My mother was an intern at the
local hospital, twenty-three and engaged to be married to a slightly younger
medical student named Tom. "Oh, I wonder who you would have been if
Tom hadn't tried to bite my head off," she would sometimes say wistfully,
tousling my hair. Needless to say, the hospital was Ground Zero - anyone
scratched or bitten was taken there, if the transformation was slow enough, and
it provided easy prey in the hundreds - the parasite didn't care if its host
was sick or well, it drove the rotting tissue on regardless. My mother, a
security guard named Previns, two patients and a cafeteria lady that would
later die of a cracked skull in her own bathroom more than twenty years later
were the only ones to get out of the hospital alive.
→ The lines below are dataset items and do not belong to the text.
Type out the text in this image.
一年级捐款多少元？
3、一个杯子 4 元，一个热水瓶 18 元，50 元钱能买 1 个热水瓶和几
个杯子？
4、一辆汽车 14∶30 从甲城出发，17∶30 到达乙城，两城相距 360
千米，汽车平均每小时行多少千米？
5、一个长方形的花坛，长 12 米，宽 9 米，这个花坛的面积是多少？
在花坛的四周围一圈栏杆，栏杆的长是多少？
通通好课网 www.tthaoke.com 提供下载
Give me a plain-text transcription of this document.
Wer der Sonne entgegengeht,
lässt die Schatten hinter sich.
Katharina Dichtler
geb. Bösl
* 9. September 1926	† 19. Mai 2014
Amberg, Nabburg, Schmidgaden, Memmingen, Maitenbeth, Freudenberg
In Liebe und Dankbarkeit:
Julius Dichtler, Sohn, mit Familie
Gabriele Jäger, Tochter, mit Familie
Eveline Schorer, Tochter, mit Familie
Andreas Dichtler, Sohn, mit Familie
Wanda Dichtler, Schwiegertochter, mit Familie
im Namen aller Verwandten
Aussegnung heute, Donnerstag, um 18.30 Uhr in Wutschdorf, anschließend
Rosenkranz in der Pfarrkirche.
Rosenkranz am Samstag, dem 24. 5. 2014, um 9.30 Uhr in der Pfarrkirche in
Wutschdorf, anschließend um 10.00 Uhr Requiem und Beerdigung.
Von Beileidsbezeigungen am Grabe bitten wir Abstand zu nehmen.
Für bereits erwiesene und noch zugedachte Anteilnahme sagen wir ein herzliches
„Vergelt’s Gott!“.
The senior security
guard who had rounded them all up the first place sacrificed his life to set
the hospital generators ablaze, so that by the time Previns led his little
group into the hospital parking lot, the building was a groaning inferno filled
with moaning, sizzling shapes. They had difficulty finding
transportation; the hordes of Bitten were becoming aware of them, and Previns'
shotgun only had so many shells. No one could seem to remember where they
left their cars.
Enter my father, barreling through
in a pickup truck, mowing down the Bitten like weeds. My mother describes
that moment as a revelation. Here was this scraggly convict, one handcuff
bracelet still jangling on his left wrist, complete trash, but somehow he was
far more prepared than any of the brilliant minds who now shuffled burning
through the hospital to deal with an earth-moving crisis. "That's
why I stay with him," she explained once. "That's why I don't
walk out that door and find someone with half a brain, or even some common
decency. Because when it comes down to it, your father walks the
walk. In this world, what he did for us that day in front of the hospital
was far more valuable than any degree or social grace. He was a man of
action, and I stay with him out of respect for that fact."